At trial, the prosecutor excluded 17 of the 22 qualified African Americans from Mr. Whatley’s jury. The African Americans who were excluded shared similarities with whites who were permitted to serve on the jury. And the Mobile County District Attorney’s Association has a long history of racial discrimination in jury selection.
On appeal to the Court of Criminal Appeals, EJI lawyers argued that this evidence established an inference of racial discrimination by the prosecutor. The law requires that, where the evidence shows an inference of discrimination, the prosecutor must provide race-neutral reasons for excluding African Americans from jury service. If those reasons are mere pretext for excluding jurors on the basis of race, then a new trial is required.
The Court of Criminal Appeals agreed that the evidence of racial discrimination in Mr.
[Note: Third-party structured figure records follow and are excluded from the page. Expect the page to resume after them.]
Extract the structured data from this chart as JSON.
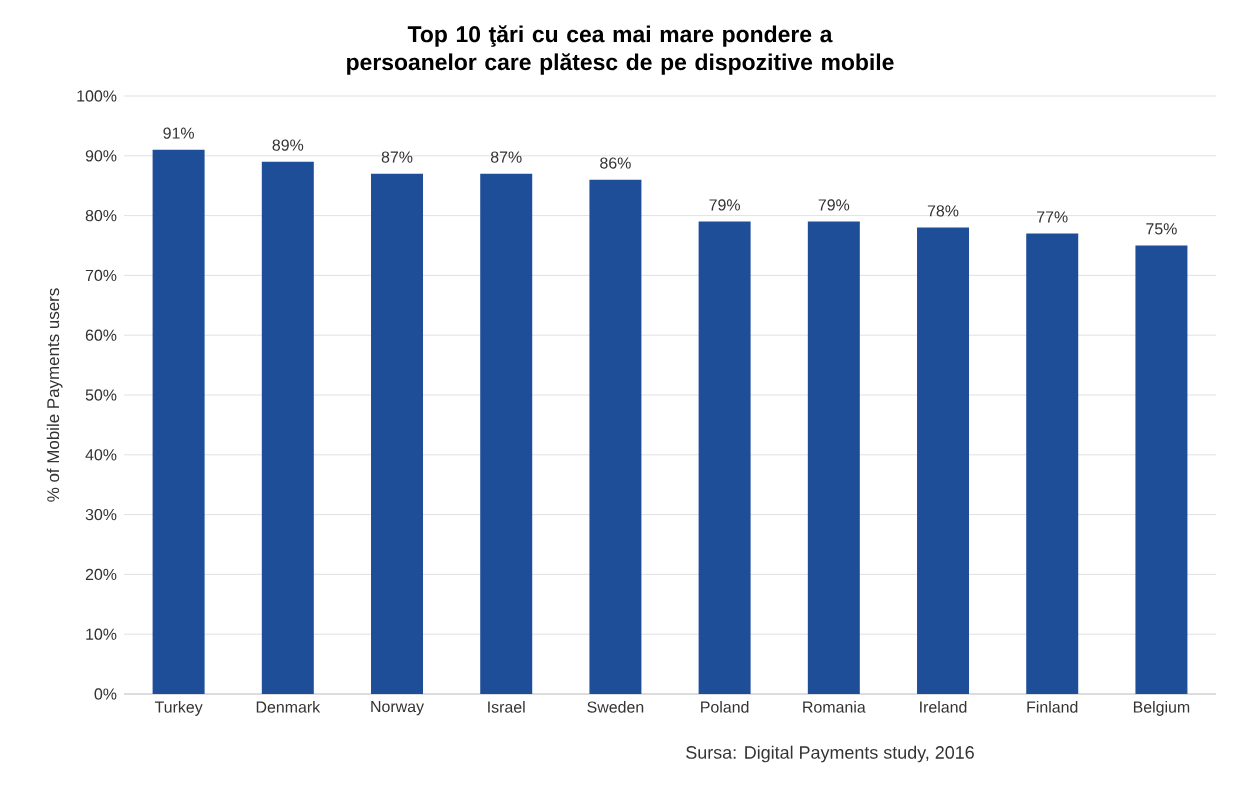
{
  "chart_data": {
    "type": "bar",
    "title": "Top 10 ţări cu cea mai mare pondere a persoanelor care plătesc de pe dispozitive mobile",
    "ylabel": "% of Mobile Payments users",
    "categories": [
      "Turkey",
      "Denmark",
      "Norway",
      "Israel",
      "Sweden",
      "Poland",
      "Romania",
      "Ireland",
      "Finland",
      "Belgium"
    ],
    "values": [
      91,
      89,
      87,
      87,
      86,
      79,
      79,
      78,
      77,
      75
    ],
    "value_labels": [
      "91%",
      "89%",
      "87%",
      "87%",
      "86%",
      "79%",
      "79%",
      "78%",
      "77%",
      "75%"
    ],
    "color": "#1f4e99",
    "ylim": [
      0,
      100
    ],
    "yticks": [
      {
        "value": 0,
        "label": "0%"
      },
      {
        "value": 10,
        "label": "10%"
      },
      {
        "value": 20,
        "label": "20%"
      },
      {
        "value": 30,
        "label": "30%"
      },
      {
        "value": 40,
        "label": "40%"
      },
      {
        "value": 50,
        "label": "50%"
      },
      {
        "value": 60,
        "label": "60%"
      },
      {
        "value": 70,
        "label": "70%"
      },
      {
        "value": 80,
        "label": "80%"
      },
      {
        "value": 90,
        "label": "90%"
      },
      {
        "value": 100,
        "label": "100%"
      }
    ],
    "grid": "y",
    "annotations": [
      "Sursa: Digital Payments study, 2016"
    ]
  }
}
Whatley’s case requires the prosecutor to explain why she excluded so many African Americans from Mr. Whatley’s jury. It sent the case back to the trial court for the prosecutor to give reasons for her strikes. “If the prosecution cannot provide race-neutral reasons for its use of peremptory challenges against Black veniremembers,” the court ruled, “Whatley shall be entitled to a new trial.”
Challenging racially biased exclusion of African Americans from juries in death penalty cases like Mr. Whatley’s case is one part of EJI’s work to eradicate racial discrimination in jury selection.